The lone voice, citing the BBC (caveat everything), bewails the forthcoming banning (de facto if not de jure) of sea-angling:
‘The European Union now wants to bring anglers into the quota system. Commercial fishermen, of course, are already subject to strict quotas limiting the number of fish they can take from the sea. But, at the moment, people who fish for pleasure are free to take home whatever they catch.’
Free of quotas, free of taxes, free of regulations, free of some EU quango overseeing them, free of fines for breaking all the new EU regulations. This must stop! Anyone would think we are living in a democracy or something.
We’re not, and one of the regular features of totalitarian states is that eventually they have to stop people leaving; first they have to stop them with leaving with any of their assets, and then stop them leaving at all.
We are a maritime nation and anyone as salty as we are would naturally think of a boat as a way out. The sort often used by sea-anglers, perhaps.
Coincidence? Hardly.
I think it unikely that a boat “of the sort often used by sea-anglers” would be any use whatever as a way out of the EU.
After all, where would you go? Canada? In a small open launch? Oh yeah, that would work.
I have a better idea: continue to fish as you always have, but be sure to eat the catch before returning to your mooring or whatever.

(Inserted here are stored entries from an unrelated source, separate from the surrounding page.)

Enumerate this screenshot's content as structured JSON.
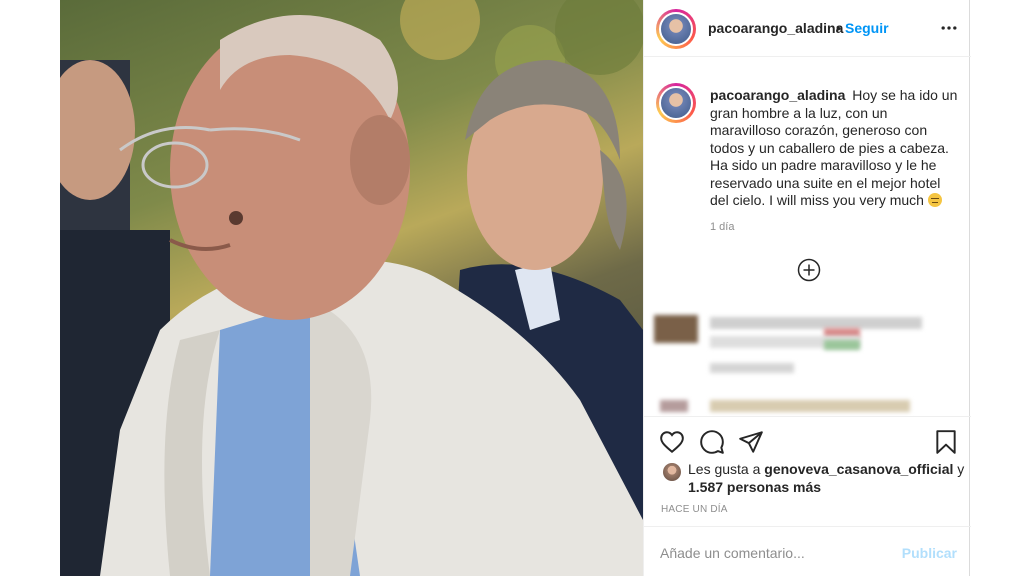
{
  "post": {
    "username": "pacoarango_aladina",
    "separator": "•",
    "follow_label": "Seguir",
    "caption_text": "Hoy se ha ido un gran hombre a la luz, con un maravilloso corazón, generoso con todos y un caballero de pies a cabeza. Ha sido un padre maravilloso y le he reservado una suite en el mejor hotel del cielo. I will miss you very much",
    "caption_time": "1 día",
    "likes_prefix": "Les gusta a",
    "likes_user": "genoveva_casanova_official",
    "likes_conjunction": "y",
    "likes_count": "1.587 personas más",
    "post_date": "HACE UN DÍA",
    "comment_placeholder": "Añade un comentario...",
    "publish_label": "Publicar"
  },
  "icons": {
    "more": "more-options-icon",
    "load_more": "load-more-comments-icon",
    "like": "heart-icon",
    "comment": "comment-icon",
    "share": "share-icon",
    "save": "bookmark-icon",
    "caption_emoji": "sad-face-emoji"
  },
  "colors": {
    "link_blue": "#0095f6",
    "publish_disabled": "#b2dffc",
    "muted_text": "#8e8e8e",
    "text": "#262626"
  }
}
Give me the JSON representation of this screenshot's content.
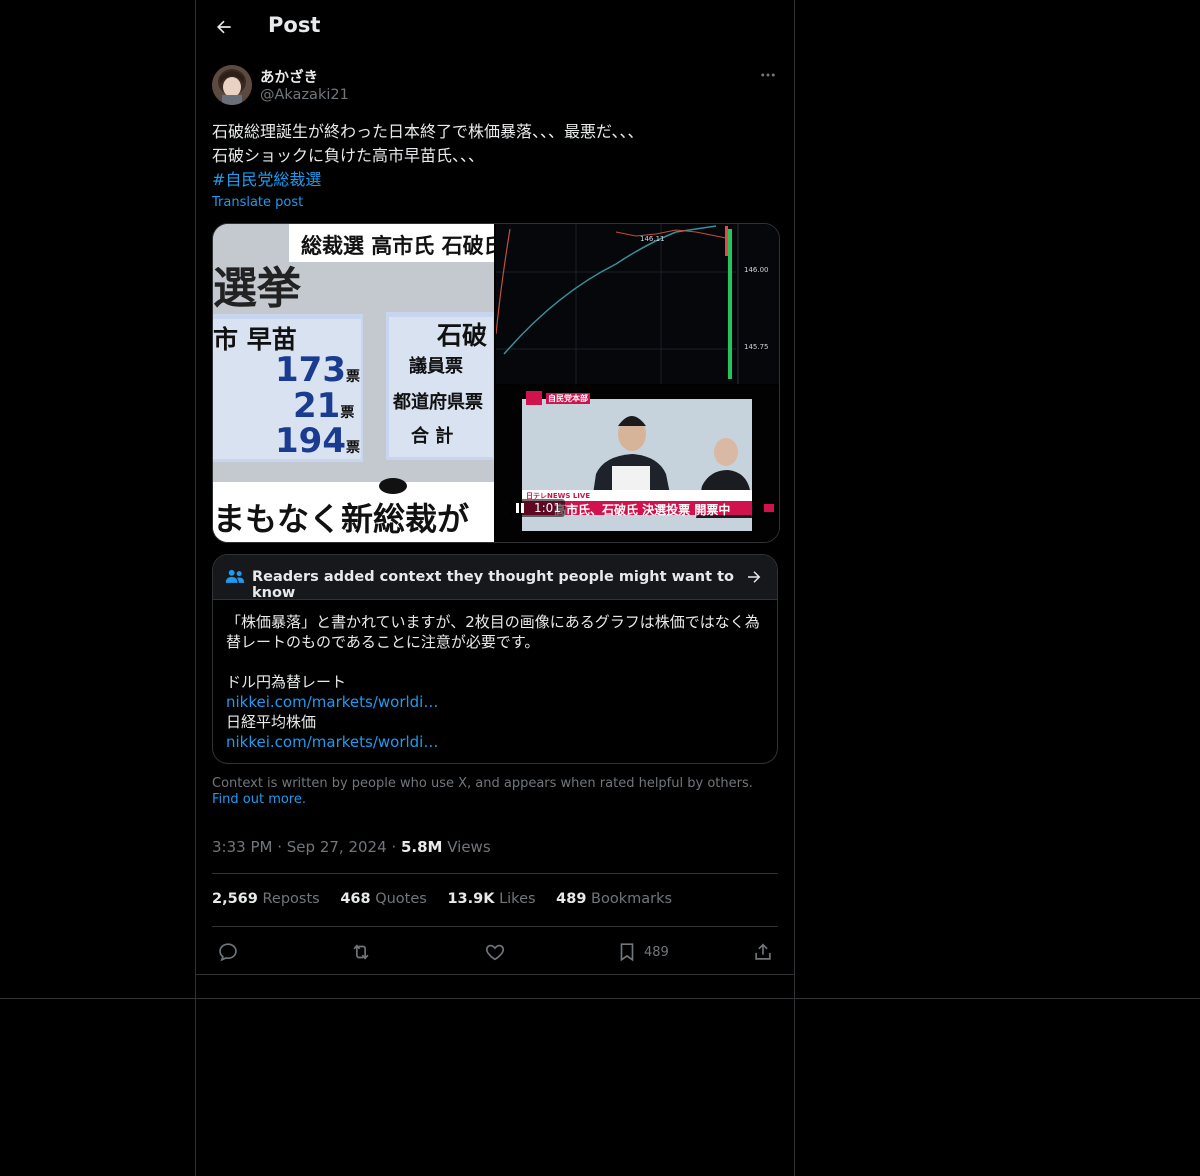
{
  "header": {
    "title": "Post",
    "back_icon": "arrow-left-icon"
  },
  "author": {
    "name": "あかざき",
    "handle": "@Akazaki21"
  },
  "post": {
    "lines": [
      "石破総理誕生が終わった日本終了で株価暴落、、、最悪だ、、、",
      "石破ショックに負けた高市早苗氏、、、"
    ],
    "hashtag": "#自民党総裁選",
    "translate": "Translate post"
  },
  "media": {
    "left": {
      "banner": "総裁選 高市氏 石破氏",
      "big_text": "選挙",
      "name_left": "市 早苗",
      "name_right": "石破",
      "votes": [
        "173",
        "21",
        "194"
      ],
      "unit": "票",
      "labels": [
        "議員票",
        "都道府県票",
        "合 計"
      ],
      "caption": "まもなく新総裁が"
    },
    "chart": {
      "top_label": "146.11",
      "right_labels": [
        "146.00",
        "145.75"
      ]
    },
    "video": {
      "badge": "自民党本部",
      "channel": "日テレNEWS LIVE",
      "lower": "高市氏、石破氏 決選投票 開票中",
      "time": "1:01",
      "pause_icon": "pause-icon"
    }
  },
  "community_note": {
    "title": "Readers added context they thought people might want to know",
    "body": [
      "「株価暴落」と書かれていますが、2枚目の画像にあるグラフは株価ではなく為",
      "替レートのものであることに注意が必要です。"
    ],
    "label1": "ドル円為替レート",
    "link1": "nikkei.com/markets/worldi…",
    "label2": "日経平均株価",
    "link2": "nikkei.com/markets/worldi…"
  },
  "disclaimer": {
    "text": "Context is written by people who use X, and appears when rated helpful by others.",
    "link": "Find out more."
  },
  "meta": {
    "time": "3:33 PM",
    "date": "Sep 27, 2024",
    "views_count": "5.8M",
    "views_label": "Views"
  },
  "stats": [
    {
      "num": "2,569",
      "label": "Reposts"
    },
    {
      "num": "468",
      "label": "Quotes"
    },
    {
      "num": "13.9K",
      "label": "Likes"
    },
    {
      "num": "489",
      "label": "Bookmarks"
    }
  ],
  "actions": {
    "bookmark_count": "489"
  },
  "colors": {
    "background": "#000000",
    "text": "#e7e9ea",
    "muted": "#71767b",
    "accent": "#1d9bf0",
    "border": "#2f3336"
  }
}
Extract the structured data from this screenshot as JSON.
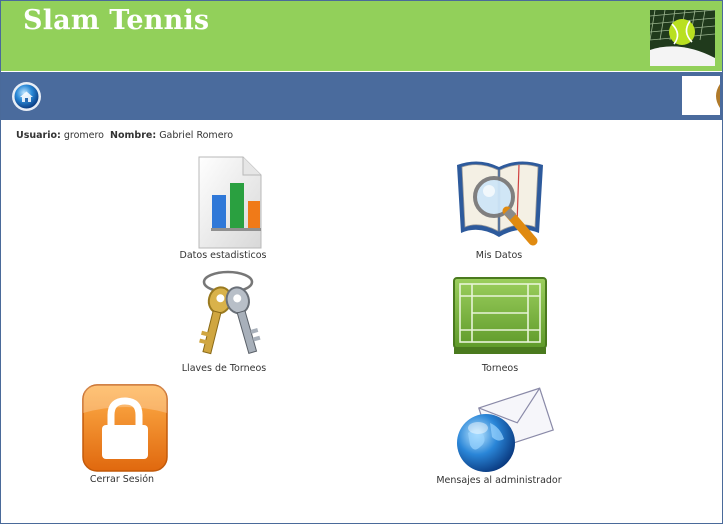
{
  "header": {
    "title": "Slam Tennis"
  },
  "user": {
    "usuario_label": "Usuario:",
    "usuario_value": "gromero",
    "nombre_label": "Nombre:",
    "nombre_value": "Gabriel Romero"
  },
  "menu": {
    "estadisticas": "Datos estadisticos",
    "mis_datos": "Mis Datos",
    "llaves": "Llaves de Torneos",
    "torneos": "Torneos",
    "cerrar": "Cerrar Sesión",
    "mensajes": "Mensajes al administrador"
  },
  "icons": {
    "home": "home-globe-icon",
    "estadisticas": "bar-chart-document-icon",
    "mis_datos": "book-magnifier-icon",
    "llaves": "keys-icon",
    "torneos": "tennis-court-icon",
    "cerrar": "padlock-icon",
    "mensajes": "globe-envelope-icon"
  },
  "colors": {
    "header_bg": "#92d05a",
    "navbar_bg": "#4a6b9d",
    "title_color": "#ffffff"
  }
}
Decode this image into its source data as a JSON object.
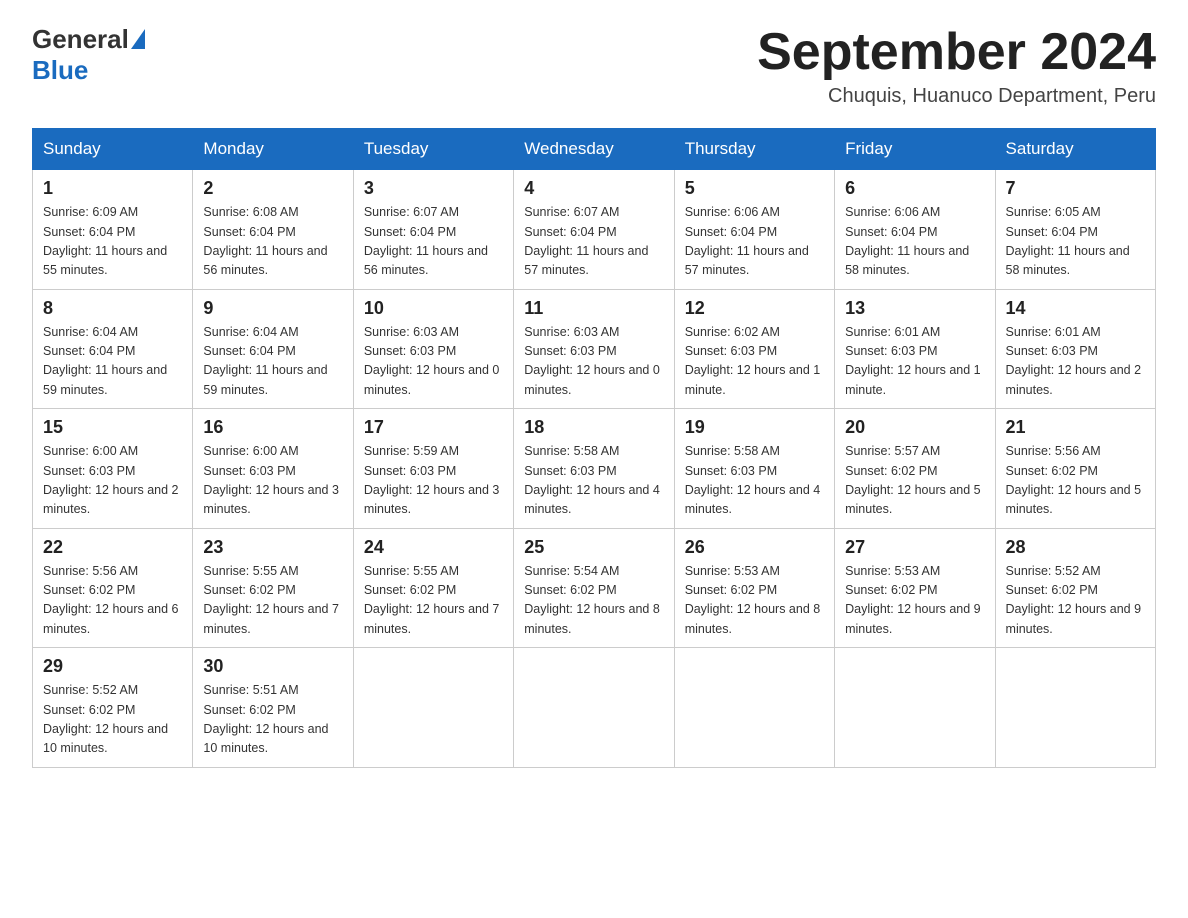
{
  "header": {
    "logo_general": "General",
    "logo_blue": "Blue",
    "month_year": "September 2024",
    "location": "Chuquis, Huanuco Department, Peru"
  },
  "days_of_week": [
    "Sunday",
    "Monday",
    "Tuesday",
    "Wednesday",
    "Thursday",
    "Friday",
    "Saturday"
  ],
  "weeks": [
    [
      {
        "day": "1",
        "sunrise": "6:09 AM",
        "sunset": "6:04 PM",
        "daylight": "11 hours and 55 minutes."
      },
      {
        "day": "2",
        "sunrise": "6:08 AM",
        "sunset": "6:04 PM",
        "daylight": "11 hours and 56 minutes."
      },
      {
        "day": "3",
        "sunrise": "6:07 AM",
        "sunset": "6:04 PM",
        "daylight": "11 hours and 56 minutes."
      },
      {
        "day": "4",
        "sunrise": "6:07 AM",
        "sunset": "6:04 PM",
        "daylight": "11 hours and 57 minutes."
      },
      {
        "day": "5",
        "sunrise": "6:06 AM",
        "sunset": "6:04 PM",
        "daylight": "11 hours and 57 minutes."
      },
      {
        "day": "6",
        "sunrise": "6:06 AM",
        "sunset": "6:04 PM",
        "daylight": "11 hours and 58 minutes."
      },
      {
        "day": "7",
        "sunrise": "6:05 AM",
        "sunset": "6:04 PM",
        "daylight": "11 hours and 58 minutes."
      }
    ],
    [
      {
        "day": "8",
        "sunrise": "6:04 AM",
        "sunset": "6:04 PM",
        "daylight": "11 hours and 59 minutes."
      },
      {
        "day": "9",
        "sunrise": "6:04 AM",
        "sunset": "6:04 PM",
        "daylight": "11 hours and 59 minutes."
      },
      {
        "day": "10",
        "sunrise": "6:03 AM",
        "sunset": "6:03 PM",
        "daylight": "12 hours and 0 minutes."
      },
      {
        "day": "11",
        "sunrise": "6:03 AM",
        "sunset": "6:03 PM",
        "daylight": "12 hours and 0 minutes."
      },
      {
        "day": "12",
        "sunrise": "6:02 AM",
        "sunset": "6:03 PM",
        "daylight": "12 hours and 1 minute."
      },
      {
        "day": "13",
        "sunrise": "6:01 AM",
        "sunset": "6:03 PM",
        "daylight": "12 hours and 1 minute."
      },
      {
        "day": "14",
        "sunrise": "6:01 AM",
        "sunset": "6:03 PM",
        "daylight": "12 hours and 2 minutes."
      }
    ],
    [
      {
        "day": "15",
        "sunrise": "6:00 AM",
        "sunset": "6:03 PM",
        "daylight": "12 hours and 2 minutes."
      },
      {
        "day": "16",
        "sunrise": "6:00 AM",
        "sunset": "6:03 PM",
        "daylight": "12 hours and 3 minutes."
      },
      {
        "day": "17",
        "sunrise": "5:59 AM",
        "sunset": "6:03 PM",
        "daylight": "12 hours and 3 minutes."
      },
      {
        "day": "18",
        "sunrise": "5:58 AM",
        "sunset": "6:03 PM",
        "daylight": "12 hours and 4 minutes."
      },
      {
        "day": "19",
        "sunrise": "5:58 AM",
        "sunset": "6:03 PM",
        "daylight": "12 hours and 4 minutes."
      },
      {
        "day": "20",
        "sunrise": "5:57 AM",
        "sunset": "6:02 PM",
        "daylight": "12 hours and 5 minutes."
      },
      {
        "day": "21",
        "sunrise": "5:56 AM",
        "sunset": "6:02 PM",
        "daylight": "12 hours and 5 minutes."
      }
    ],
    [
      {
        "day": "22",
        "sunrise": "5:56 AM",
        "sunset": "6:02 PM",
        "daylight": "12 hours and 6 minutes."
      },
      {
        "day": "23",
        "sunrise": "5:55 AM",
        "sunset": "6:02 PM",
        "daylight": "12 hours and 7 minutes."
      },
      {
        "day": "24",
        "sunrise": "5:55 AM",
        "sunset": "6:02 PM",
        "daylight": "12 hours and 7 minutes."
      },
      {
        "day": "25",
        "sunrise": "5:54 AM",
        "sunset": "6:02 PM",
        "daylight": "12 hours and 8 minutes."
      },
      {
        "day": "26",
        "sunrise": "5:53 AM",
        "sunset": "6:02 PM",
        "daylight": "12 hours and 8 minutes."
      },
      {
        "day": "27",
        "sunrise": "5:53 AM",
        "sunset": "6:02 PM",
        "daylight": "12 hours and 9 minutes."
      },
      {
        "day": "28",
        "sunrise": "5:52 AM",
        "sunset": "6:02 PM",
        "daylight": "12 hours and 9 minutes."
      }
    ],
    [
      {
        "day": "29",
        "sunrise": "5:52 AM",
        "sunset": "6:02 PM",
        "daylight": "12 hours and 10 minutes."
      },
      {
        "day": "30",
        "sunrise": "5:51 AM",
        "sunset": "6:02 PM",
        "daylight": "12 hours and 10 minutes."
      },
      null,
      null,
      null,
      null,
      null
    ]
  ],
  "labels": {
    "sunrise": "Sunrise:",
    "sunset": "Sunset:",
    "daylight": "Daylight:"
  }
}
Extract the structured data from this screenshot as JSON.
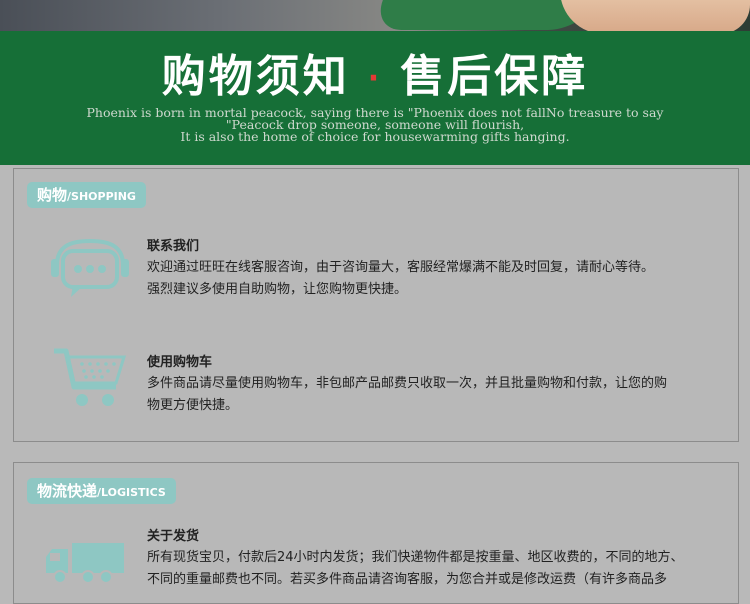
{
  "banner": {
    "title_left": "购物须知",
    "separator": "·",
    "title_right": "售后保障",
    "subtitle_lines": [
      "Phoenix is born in mortal peacock, saying there is \"Phoenix does not fallNo treasure to say",
      "\"Peacock drop someone, someone will flourish,",
      "It is also the home of choice for housewarming gifts hanging."
    ]
  },
  "shopping": {
    "badge_cn": "购物",
    "badge_en": "/SHOPPING",
    "items": [
      {
        "icon": "chat-support-icon",
        "title": "联系我们",
        "lines": [
          "欢迎通过旺旺在线客服咨询，由于咨询量大，客服经常爆满不能及时回复，请耐心等待。",
          "强烈建议多使用自助购物，让您购物更快捷。"
        ]
      },
      {
        "icon": "shopping-cart-icon",
        "title": "使用购物车",
        "lines": [
          "多件商品请尽量使用购物车，非包邮产品邮费只收取一次，并且批量购物和付款，让您的购",
          "物更方便快捷。"
        ]
      }
    ]
  },
  "logistics": {
    "badge_cn": "物流快递",
    "badge_en": "/LOGISTICS",
    "items": [
      {
        "icon": "delivery-truck-icon",
        "title": "关于发货",
        "lines": [
          "所有现货宝贝，付款后24小时内发货；我们快递物件都是按重量、地区收费的，不同的地方、",
          "不同的重量邮费也不同。若买多件商品请咨询客服，为您合并或是修改运费（有许多商品多"
        ]
      }
    ]
  },
  "colors": {
    "banner_green": "#166f37",
    "accent_teal": "#8ec7c3",
    "separator_red": "#e53935",
    "background_gray": "#b9b9b9"
  }
}
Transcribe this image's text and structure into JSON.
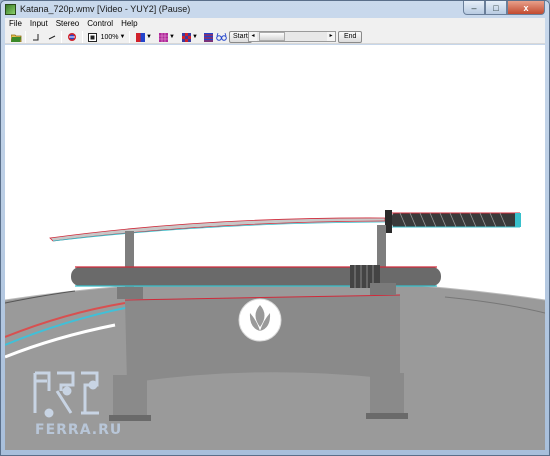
{
  "window": {
    "title": "Katana_720p.wmv [Video - YUY2] (Pause)",
    "controls": {
      "minimize": "–",
      "maximize": "□",
      "close": "x"
    }
  },
  "menu": [
    "File",
    "Input",
    "Stereo",
    "Control",
    "Help"
  ],
  "toolbar": {
    "zoom": "100%",
    "start_label": "Start",
    "end_label": "End",
    "icons": [
      "open-folder-icon",
      "left-angle-icon",
      "line-icon",
      "reload-icon",
      "fit-window-icon",
      "zoom-dropdown",
      "red-blue-anaglyph-icon",
      "pink-pattern-icon",
      "checker-pattern-icon",
      "blue-stripe-icon",
      "glasses-icon"
    ],
    "colors": {
      "red": "#d0202a",
      "blue": "#2244cc",
      "magenta": "#b02a9a",
      "violet": "#3a3aa0"
    }
  },
  "video": {
    "scene": "anaglyph-katana-on-stand",
    "watermark": "FERRA.RU",
    "colors": {
      "background": "#ffffff",
      "stand": "#8a8a8a",
      "scabbard": "#6a6a6a",
      "handle": "#3a3a3a",
      "floor": "#9a9a9a"
    }
  }
}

Well, there is always that. I did say it was a conspiracy theory. Not to be taken seriously.
Anyway, people have escaped from totalitarianism in small boats; I remember reading something about this occurring during WWII. Of course it wouldn’t help us much to throw ourselves upon the tender mercies of the Fourth Reich. Canada it would have to be. Subsisting, no doubt, during the passage, on fish…
Oh, Canada….
Here are some links I’ve just hooked together, to an old documentary video which includes a long scenic bit about the Canadian Pacific RR….
http://bodwyn.wordpress.com/2009/01/19/indias-dhr-and-other-railroading-wonders/
Can’t watch videos. Took the Flash player off to prevent the computer from being taxed as a TV set. I don’t expect you to believe any of this, because you come from a nominally civilised country, but it happens to be true. Perhaps post more pictures; I can see those.
I noticed your picture of the Allegheny-type Virginian Blue Ridge 2-6-6-6 locomotive. Notwithstanding that I don’t really do locomotives, I did wonder about this remarkable vehicle, which appears from the photo to have four sets of triple-expansion cylinders and a boiler the size of an oil refinery component.
What occurred to me as a pragmatical Brit was: what is in the (albeit sizeable) tender by way of fuel (coal? wood? oil, even?) and water, and how far could the loco travel without refilling it? Was there any machine feed mechanism for the firebox; if not, how many stokers were employed? Or was the design somehow a triumph of expansive working and fuel economy?
Hi, luc, I’ve noticed before in your stuff that the The Bastards tax your PC like Tee Vee if the pictures actually wiggle around…Jesus Christ. All I can say, though, is “civilised, er, civilized, my butt!” All that has happened is THESE turds around here haven’t figured out THIS scam, not yet anyway.
Here are a couple of links that will let you look up more about the Allegheny class engines. The UP “Big Boys” was bigger as to weight, but these girls had the maximum tractive power:
http://www.steamlocomotive.com/
http://www.railarchive.net/index.html
Details of the comparisons are at the following:
(http://www.jvmrr.org/engines/engines.html#big_boy
I honestly don’t know if the Allegheny-class engines were augur-fired or not. I expect that they were, just on size — but, you know, these God-damn augurs break too, as I well know from my farming days and THEN you have a Hell of a time on your hands — especially at seventy or 125 miles per. (Down in Indiana and Illinois on the prairie they used to run to beat Hell.) Richard Dietz in his memoir published a few years back, /Firing On The Pennsy/, about the years he worked for the PRR from 1943-7 as a fireman, writes about shoveling away to beat the band then!
They haven’t started taxing computers and cellphones as TVs here yet, but they certainly will; forewarned is forearmed.
Thanks for the links. Wikipedia’s rather short article doesn’t make clear the firing method, but does mention, in connection with a crown-sheet failure, that there were three people on the footplate; I would assume these to be engineer (UK: driver) and two firemen.
Thanks, I’ll look this one up — the last I looked it was just the train driver…and Mr Toad in his washerwoman’s hijab, flinging coals onto the grate!